Si la finalité d’un film est vaine, et son élaboration critiquable, où Alejandro González Iñárritu place-t-il la vérité artistique ? Face aux saillies d’un ami qui le met en accusation, Silverio quitte sa position rétive pour répondre dans l’agressivité par une revendication de son droit à la création. L’ensemble de Bardo, Fausse Chronique de Quelques Vérités est une fantaisie que son cinéaste sait parfois totalement abstraite, pourtant, dans cette séquence, il manifeste une forme de fierté envers son œuvre. Si le public n’adhère pas au long métrage, au moins son réalisateur aura extériorisé une douleur profonde, enfouie en lui depuis des années. Son personnage principal symbolise ce désintérêt des critiques en rendant muet celui qui le prend à parti, condamné à agiter les lèvres sans que le moindre son ne sorte de sa gorge.

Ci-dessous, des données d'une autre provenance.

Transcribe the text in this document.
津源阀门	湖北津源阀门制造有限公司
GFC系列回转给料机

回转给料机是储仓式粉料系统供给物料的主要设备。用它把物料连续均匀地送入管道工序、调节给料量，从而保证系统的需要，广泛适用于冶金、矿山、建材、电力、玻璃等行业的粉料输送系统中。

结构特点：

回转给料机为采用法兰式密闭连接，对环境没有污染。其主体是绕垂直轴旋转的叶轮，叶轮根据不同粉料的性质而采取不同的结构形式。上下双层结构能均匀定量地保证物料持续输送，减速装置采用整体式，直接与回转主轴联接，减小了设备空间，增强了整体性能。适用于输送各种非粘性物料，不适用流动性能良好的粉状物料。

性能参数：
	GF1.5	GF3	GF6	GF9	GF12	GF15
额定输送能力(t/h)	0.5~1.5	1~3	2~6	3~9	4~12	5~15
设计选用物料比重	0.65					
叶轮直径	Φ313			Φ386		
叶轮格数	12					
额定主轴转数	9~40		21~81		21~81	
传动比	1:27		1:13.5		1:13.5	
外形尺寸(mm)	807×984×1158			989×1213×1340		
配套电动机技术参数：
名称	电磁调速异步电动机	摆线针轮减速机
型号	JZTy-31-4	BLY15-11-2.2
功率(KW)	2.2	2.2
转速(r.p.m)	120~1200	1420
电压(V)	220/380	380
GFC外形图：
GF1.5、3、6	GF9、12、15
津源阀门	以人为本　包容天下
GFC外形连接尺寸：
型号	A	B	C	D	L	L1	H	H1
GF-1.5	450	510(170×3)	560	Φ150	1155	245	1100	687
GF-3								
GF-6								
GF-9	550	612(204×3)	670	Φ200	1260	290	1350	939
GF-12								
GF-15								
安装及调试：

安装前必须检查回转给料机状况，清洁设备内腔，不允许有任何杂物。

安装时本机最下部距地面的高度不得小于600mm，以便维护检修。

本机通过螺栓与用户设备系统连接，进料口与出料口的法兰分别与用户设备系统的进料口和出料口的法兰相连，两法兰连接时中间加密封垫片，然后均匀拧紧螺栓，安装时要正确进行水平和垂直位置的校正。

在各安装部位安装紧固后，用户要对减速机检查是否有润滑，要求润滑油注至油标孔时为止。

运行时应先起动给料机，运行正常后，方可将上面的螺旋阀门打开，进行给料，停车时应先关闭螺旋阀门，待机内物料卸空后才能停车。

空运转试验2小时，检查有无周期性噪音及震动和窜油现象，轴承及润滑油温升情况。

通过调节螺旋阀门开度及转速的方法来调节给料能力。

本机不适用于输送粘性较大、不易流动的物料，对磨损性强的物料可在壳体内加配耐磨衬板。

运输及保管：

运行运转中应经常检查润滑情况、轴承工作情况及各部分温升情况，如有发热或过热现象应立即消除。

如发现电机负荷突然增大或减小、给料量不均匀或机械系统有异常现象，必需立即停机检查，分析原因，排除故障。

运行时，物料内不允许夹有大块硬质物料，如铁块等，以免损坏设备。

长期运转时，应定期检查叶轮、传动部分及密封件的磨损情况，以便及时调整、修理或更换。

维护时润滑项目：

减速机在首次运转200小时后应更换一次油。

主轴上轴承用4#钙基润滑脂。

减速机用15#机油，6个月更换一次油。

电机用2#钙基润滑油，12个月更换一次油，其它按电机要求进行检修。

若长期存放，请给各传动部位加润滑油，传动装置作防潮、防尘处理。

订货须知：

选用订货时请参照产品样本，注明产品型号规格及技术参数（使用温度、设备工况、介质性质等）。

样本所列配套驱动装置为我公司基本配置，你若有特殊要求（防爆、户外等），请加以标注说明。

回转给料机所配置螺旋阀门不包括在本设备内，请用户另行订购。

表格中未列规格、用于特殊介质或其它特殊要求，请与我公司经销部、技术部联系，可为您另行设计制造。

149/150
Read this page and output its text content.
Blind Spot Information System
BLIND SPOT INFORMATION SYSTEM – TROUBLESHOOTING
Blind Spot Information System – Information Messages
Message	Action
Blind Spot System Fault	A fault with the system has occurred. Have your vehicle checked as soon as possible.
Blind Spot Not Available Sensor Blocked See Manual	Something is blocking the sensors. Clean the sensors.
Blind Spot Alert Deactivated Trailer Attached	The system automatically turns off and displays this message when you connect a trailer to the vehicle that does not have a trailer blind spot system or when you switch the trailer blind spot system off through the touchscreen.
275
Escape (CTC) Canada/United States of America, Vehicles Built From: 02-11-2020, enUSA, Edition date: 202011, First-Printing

Une séquence qui s’oppose aux instants où Silverio, en parfaite harmonie avec se mère ou sa femme, parvient à s’exprimer sans ouvrir la bouche. La beauté du cinéma n’est d’ailleurs pas située dans le résultat final, mais davantage au moment de sa création. Silverio n’est jamais aussi heureux que lorsqu’il tourne dans le désert mexicain, entouré du mysticisme de ses ancêtres mais aussi des gens simples que le réalisateur veut côtoyer. Le héros du long métrage y apparaît d’abord divin au point de s’envoler, au tout début du film, avant que ces landes désolées ne deviennent un paradis dans la conclusion du récit.
Réalisé par l’un des plus grands cinéastes de sa génération, Bardo, Fausse Chronique de Quelques Vérités est une fantaisie constante qui prend des allures d’autoportrait unique, déjanté, et hypnotisant.
Bardo, Fausse Chronique de Quelques Vérités est disponible sur Netflix.